Elles sont ensuite arrivées dans ma section où nous les avons accueillies à bras ouverts. D’abord très intimidées et tristes, elles se sont peu à peu ouvertes parce qu’elles n’étaient plus seules ! C’est chouette de les voir cohabiter dans la salle. Elles sont proches les unes des autres. C’est dans leur culture de tout faire ensemble. Les femmes s’encouragent mutuellement et se transmettent ce qu’on leur apprend. Il n’est pas seulement question de guérison physique. Chez Mercy Ships, elles sont traitées comme des personnes normales. Elles sentent qu’elles sont aimées. Elles sont à nouveau touchées et câlinées et elles comprennent qu’elles ont de la valeur.

L’opération en soi n’est qu’une petite intervention, mais pour beaucoup de femmes, elle est inabordable ou bien elles ne savent même pas qu’elles peuvent être opérées. Certaines femmes ont déjà été opérées dans leur pays, mais sans succès. Dans le cas de ces femmes il arrive que l’opération à bord échoue en raison de la présence excessive de tissus cicatriciels dans la vessie. Il en résulte que, hélas, certaines femmes restent incontinentes après cette deuxième opération.

Pour la plupart d’entre elles, ce n’est heureusement pas le cas ! Elles restent environ 3-4 jours chez nous à bord, avant d’être transférées à la clinique spécialisée en FVV, où travaillent 16 infirmières locales qui ont été formées par Mercy Ships. Elles gèrent actuellement cette clinique de façon autonome mais encore sous notre supervision, le but étant qu’elle continue d’exister après le départ de Mercy Ships. Les femmes restent encore deux semaines sur place après leur opération.

Ensuite vient le temps de rentrer chez elles. Ce moment est célébré avec une « cérémonie de la robe ». Les femmes reçoivent une nouvelle robe, un chapeau, du maquillage et des bijoux, symboles de leur nouvelle vie! Chacune partage brièvement son histoire, et après on chante et on danse. C’est beau, très émouvant et pouvoir assister à cela est un privilège particulier !
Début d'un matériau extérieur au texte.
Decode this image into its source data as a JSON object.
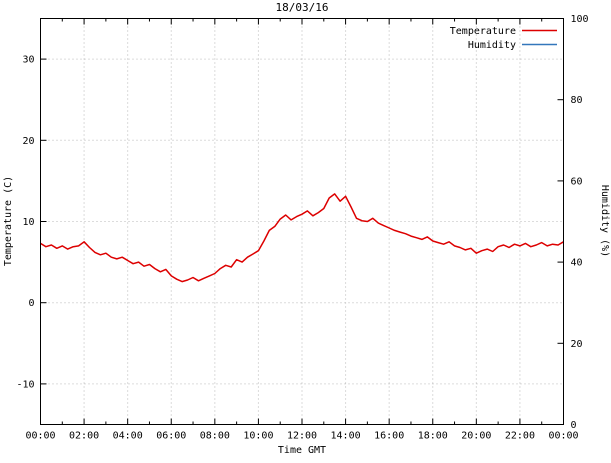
{
  "chart_data": {
    "type": "line",
    "title": "18/03/16",
    "xlabel": "Time GMT",
    "ylabel_left": "Temperature (C)",
    "ylabel_right": "Humidity (%)",
    "xlim_hours": [
      0,
      24
    ],
    "ylim_left": [
      -15,
      35
    ],
    "ylim_right": [
      0,
      100
    ],
    "grid": true,
    "legend_position": "top-right-inside",
    "x_tick_hours": [
      0,
      2,
      4,
      6,
      8,
      10,
      12,
      14,
      16,
      18,
      20,
      22,
      24
    ],
    "x_tick_labels": [
      "00:00",
      "02:00",
      "04:00",
      "06:00",
      "08:00",
      "10:00",
      "12:00",
      "14:00",
      "16:00",
      "18:00",
      "20:00",
      "22:00",
      "00:00"
    ],
    "yticks_left": [
      -10,
      0,
      10,
      20,
      30
    ],
    "yticks_right": [
      0,
      20,
      40,
      60,
      80,
      100
    ],
    "colors": {
      "temperature": "#dd0000",
      "humidity": "#3377bb",
      "grid": "#b8b8b8",
      "axis": "#000000",
      "background": "#ffffff"
    },
    "x_hours": [
      0,
      0.25,
      0.5,
      0.75,
      1,
      1.25,
      1.5,
      1.75,
      2,
      2.25,
      2.5,
      2.75,
      3,
      3.25,
      3.5,
      3.75,
      4,
      4.25,
      4.5,
      4.75,
      5,
      5.25,
      5.5,
      5.75,
      6,
      6.25,
      6.5,
      6.75,
      7,
      7.25,
      7.5,
      7.75,
      8,
      8.25,
      8.5,
      8.75,
      9,
      9.25,
      9.5,
      9.75,
      10,
      10.25,
      10.5,
      10.75,
      11,
      11.25,
      11.5,
      11.75,
      12,
      12.25,
      12.5,
      12.75,
      13,
      13.25,
      13.5,
      13.75,
      14,
      14.25,
      14.5,
      14.75,
      15,
      15.25,
      15.5,
      15.75,
      16,
      16.25,
      16.5,
      16.75,
      17,
      17.25,
      17.5,
      17.75,
      18,
      18.25,
      18.5,
      18.75,
      19,
      19.25,
      19.5,
      19.75,
      20,
      20.25,
      20.5,
      20.75,
      21,
      21.25,
      21.5,
      21.75,
      22,
      22.25,
      22.5,
      22.75,
      23,
      23.25,
      23.5,
      23.75,
      24
    ],
    "series": [
      {
        "name": "Temperature",
        "axis": "left",
        "color": "#dd0000",
        "visible": true,
        "values": [
          7.3,
          6.9,
          7.1,
          6.7,
          7.0,
          6.6,
          6.9,
          7.0,
          7.5,
          6.8,
          6.2,
          5.9,
          6.1,
          5.6,
          5.4,
          5.6,
          5.2,
          4.8,
          5.0,
          4.5,
          4.7,
          4.2,
          3.8,
          4.1,
          3.3,
          2.9,
          2.6,
          2.8,
          3.1,
          2.7,
          3.0,
          3.3,
          3.6,
          4.2,
          4.6,
          4.4,
          5.3,
          5.0,
          5.6,
          6.0,
          6.4,
          7.6,
          8.9,
          9.4,
          10.3,
          10.8,
          10.2,
          10.6,
          10.9,
          11.3,
          10.7,
          11.1,
          11.6,
          12.9,
          13.4,
          12.5,
          13.1,
          11.8,
          10.4,
          10.1,
          10.0,
          10.4,
          9.8,
          9.5,
          9.2,
          8.9,
          8.7,
          8.5,
          8.2,
          8.0,
          7.8,
          8.1,
          7.6,
          7.4,
          7.2,
          7.5,
          7.0,
          6.8,
          6.5,
          6.7,
          6.1,
          6.4,
          6.6,
          6.3,
          6.9,
          7.1,
          6.8,
          7.2,
          7.0,
          7.3,
          6.9,
          7.1,
          7.4,
          7.0,
          7.2,
          7.1,
          7.5
        ]
      },
      {
        "name": "Humidity",
        "axis": "right",
        "color": "#3377bb",
        "visible": false,
        "values": []
      }
    ]
  }
}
C’est un honneur d’avoir vu ces femmes s’épanouir depuis leur premier pas hésitant sur le navire jusqu’à la cérémonie de la robe. Cela vous marque. Habituellement, je ne suis pas si émotive avec les patients, mais en écoutant l’une de leurs histoires, je ne pouvais pas retenir mes larmes.

Avec l’aide d’un traducteur, l’une d’entre elles nous a raconté que son accouchement avait duré des jours, ce qui a entrainé la mort de son enfant. Mais le bébé était encore dans son ventre. Lorsqu’elle est allée chez le médecin local, celui-ci a retiré l’enfant par voie vaginale, ce qui a fait que toute cette zone était devenue un trou béant (d’où fuites de selles et d’urine). Pour aider la guérison, le médecin a dit que le mieux était lui poser un anus artificiel, de façon à ce que les selles n’infectent pas la blessure !

Le médecin lui a dit qu’elle pouvait revenir 5 mois plus tard et qu’alors, il réparerait le tout. Lorsqu’elle est revenue avec son mari chez le médecin, il a d’abord réclamé de voir l’argent (l’équivalent de 120 euros). Ils n’avaient pas cet argent et le médecin les a remballés ! Pour recueillir les selles de son anus artificiel, la femme a acheté des morceaux de tissu qu’elle nouait autour de sa taille et à chaque fois qu’ils étaient sales, elle les nettoyait. Au bout de quelques mois, son mari l’a quittée. Pour survivre, elle vendait de la nourriture dans la rue. Elle n’avait plus rien : plus de mari, plus de maison, plus d’enfant, elle perdait de l’urine et elle avait toujours son anus artificiel.

Aujourd’hui, 5 ans plus tard, elle se retrouve chez Mercy Ships. J’étais tellement prise par son histoire que je ne pouvais plus retenir mes larmes qui ruisselaient le long de mes joues. Je ressentais tellement de compassion pour elle. J’essayais de me représenter comment cette femme devait se sentir. Je ne pouvais vraiment pas m’arrêter de pleurer, les larmes coulaient à flots. J’étais tellement heureuse que nous ayons pu l’aider chez Mercy Ships. Sachez que derrière le magnifique sourire de ces femmes se cache une vie très dure. Mais à présent, cette souffrance a pris fin.